Turn the FM dial to 91.7 here in the great Republic of Texas and you get filmmaker and rabble-rouser Alex Jones' gravel voice with the latest list of the loss of freedoms in America. Alex isn't always wrong and he is often very entertaining. I like the come-on for his film on Bohemian Grove.
Since 1873, the Global Elite Has Held Secret Meetings in the Ancient Redwood Forest of Northern California. Members of the so-called "Bohemian Club" include Former Presidents Eisenhower, Nixon and Reagan.
The Bush Family Maintains a Strong Involvement. Each Year at Bohemian Grove, Members of This All-Male "Club" Don Red, Black and Silver Robes and Conduct an Occult Ritual Wherein They Worship a Giant Stone Owl, Sacrificing a Human Being in Effigy to What They Call the "Great Owl of Bohemia."
Now, for the First Time in History, an Outsider Has Infiltrated Bohemian Grove with a Hidden Digital Video Camera and Caught the Ritual on Tape. That Man is Alex Jones, the Exclusive Digital Video is Just Part of His Shocking New Documentary...
Maureen Dowd's more restrained comments demand attention. She isn't as taken with capital letters but she is no less perceptive about conservative style and behaviors.
Conservatives, she writes, are "obsessed with ancient Greece, and from believing that they are the successors to Plato and Homer in terms of the lofty ideals and nobility and character in American politics — while Democrats merely muck about with policies for the needy."
Harvey Mansfield, a leading Straussian who taught political science at Harvard and who wrote a book called “Manliness” (he’s for it), gave the Jefferson lecture recently at the National Endowment for the Humanities in Washington.

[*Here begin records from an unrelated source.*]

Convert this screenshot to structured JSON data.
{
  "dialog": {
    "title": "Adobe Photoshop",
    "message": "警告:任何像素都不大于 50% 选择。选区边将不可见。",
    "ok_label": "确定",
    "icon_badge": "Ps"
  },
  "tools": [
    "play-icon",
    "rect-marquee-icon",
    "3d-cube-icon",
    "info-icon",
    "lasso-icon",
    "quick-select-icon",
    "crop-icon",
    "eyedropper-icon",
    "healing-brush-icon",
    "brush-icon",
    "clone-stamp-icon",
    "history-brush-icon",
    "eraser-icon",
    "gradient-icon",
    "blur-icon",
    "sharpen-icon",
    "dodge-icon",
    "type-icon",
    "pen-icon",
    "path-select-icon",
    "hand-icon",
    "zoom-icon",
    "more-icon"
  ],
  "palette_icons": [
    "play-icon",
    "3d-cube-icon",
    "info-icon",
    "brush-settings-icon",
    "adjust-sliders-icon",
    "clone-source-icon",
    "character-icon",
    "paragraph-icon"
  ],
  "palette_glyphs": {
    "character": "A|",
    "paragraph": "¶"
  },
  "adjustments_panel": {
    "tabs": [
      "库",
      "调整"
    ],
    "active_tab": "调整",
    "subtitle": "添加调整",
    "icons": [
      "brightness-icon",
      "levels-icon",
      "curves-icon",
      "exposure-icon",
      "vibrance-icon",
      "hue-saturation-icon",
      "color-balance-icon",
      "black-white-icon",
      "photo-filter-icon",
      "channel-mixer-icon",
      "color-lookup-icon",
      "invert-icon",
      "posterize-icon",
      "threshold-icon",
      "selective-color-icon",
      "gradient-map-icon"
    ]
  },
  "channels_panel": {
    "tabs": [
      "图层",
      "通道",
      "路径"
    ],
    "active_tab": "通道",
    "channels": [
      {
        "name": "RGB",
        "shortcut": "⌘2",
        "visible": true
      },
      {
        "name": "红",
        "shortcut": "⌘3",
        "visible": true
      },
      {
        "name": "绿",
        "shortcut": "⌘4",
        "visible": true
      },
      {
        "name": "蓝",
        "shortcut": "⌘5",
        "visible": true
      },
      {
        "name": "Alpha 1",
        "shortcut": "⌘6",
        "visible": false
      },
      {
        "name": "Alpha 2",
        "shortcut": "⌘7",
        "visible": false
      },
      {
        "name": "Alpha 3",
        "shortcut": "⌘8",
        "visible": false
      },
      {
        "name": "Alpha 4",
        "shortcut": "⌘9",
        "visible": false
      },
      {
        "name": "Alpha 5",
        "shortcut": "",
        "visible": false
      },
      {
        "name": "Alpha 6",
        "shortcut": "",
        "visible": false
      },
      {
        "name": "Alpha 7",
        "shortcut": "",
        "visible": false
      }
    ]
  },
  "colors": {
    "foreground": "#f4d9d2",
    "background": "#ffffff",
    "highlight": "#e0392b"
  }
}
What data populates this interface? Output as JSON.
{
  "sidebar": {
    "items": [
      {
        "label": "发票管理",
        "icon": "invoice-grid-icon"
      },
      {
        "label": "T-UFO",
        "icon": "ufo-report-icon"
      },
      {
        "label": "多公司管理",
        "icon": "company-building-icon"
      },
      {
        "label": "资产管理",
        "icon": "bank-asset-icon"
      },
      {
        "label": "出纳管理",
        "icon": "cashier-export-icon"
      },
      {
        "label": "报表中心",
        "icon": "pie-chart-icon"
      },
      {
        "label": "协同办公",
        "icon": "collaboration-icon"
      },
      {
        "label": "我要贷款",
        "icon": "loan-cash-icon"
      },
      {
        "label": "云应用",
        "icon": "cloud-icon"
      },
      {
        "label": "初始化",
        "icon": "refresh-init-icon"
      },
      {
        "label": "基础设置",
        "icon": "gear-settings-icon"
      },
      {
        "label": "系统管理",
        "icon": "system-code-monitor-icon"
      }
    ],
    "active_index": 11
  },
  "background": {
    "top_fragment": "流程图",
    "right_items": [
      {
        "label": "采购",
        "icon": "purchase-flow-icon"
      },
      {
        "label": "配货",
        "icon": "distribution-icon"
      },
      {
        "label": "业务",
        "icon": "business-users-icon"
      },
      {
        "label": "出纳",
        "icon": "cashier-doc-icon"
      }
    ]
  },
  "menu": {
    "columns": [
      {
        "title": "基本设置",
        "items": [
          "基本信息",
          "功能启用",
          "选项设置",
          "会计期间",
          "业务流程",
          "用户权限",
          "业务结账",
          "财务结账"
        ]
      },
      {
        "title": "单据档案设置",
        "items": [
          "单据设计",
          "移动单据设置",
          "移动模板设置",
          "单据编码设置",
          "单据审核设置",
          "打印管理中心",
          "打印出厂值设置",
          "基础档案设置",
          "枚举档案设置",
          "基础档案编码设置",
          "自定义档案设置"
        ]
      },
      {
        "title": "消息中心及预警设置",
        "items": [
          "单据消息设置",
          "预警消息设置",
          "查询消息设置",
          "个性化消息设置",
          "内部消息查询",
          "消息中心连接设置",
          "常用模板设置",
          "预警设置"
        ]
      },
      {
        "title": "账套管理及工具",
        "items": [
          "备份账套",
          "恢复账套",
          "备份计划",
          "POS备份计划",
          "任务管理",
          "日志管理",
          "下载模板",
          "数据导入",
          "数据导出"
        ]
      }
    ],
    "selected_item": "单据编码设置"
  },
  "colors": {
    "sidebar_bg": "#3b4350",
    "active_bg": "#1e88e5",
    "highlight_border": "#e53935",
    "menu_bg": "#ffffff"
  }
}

It was an ode, as his book is, to “thumos,” the Greek word that means spiritedness, with flavors of ambition, pride and brute willfulness. Thumos, as Philip Kennicott wrote in The Washington Post, “is a word reinvented by conservative academics who need to put a fancy name on a political philosophy that boils down to ‘boys will be boys.’ ”
In his prepared remarks, Mr. Mansfield did not mention the war, which is a downer at conclaves of neocons and thumos worshippers. But he explained that thumos is “the bristling reaction of an animal in face of a threat or a possible threat.” In thumos, he added, “we see the animality of man, for men (and especially males) often behave like dogs barking, snakes hissing, birds flapping. But precisely here we also see the humanity of the human animal” because it is reacting for “a reason, even for a principle, a cause. Only human beings get angry.”
If they'd only gone and bought themselves Harleys, ape suits, and some Viagra. Instead they had to go and put America (and the world) through eight of the worst years of "brute willfulness" we've ever experienced.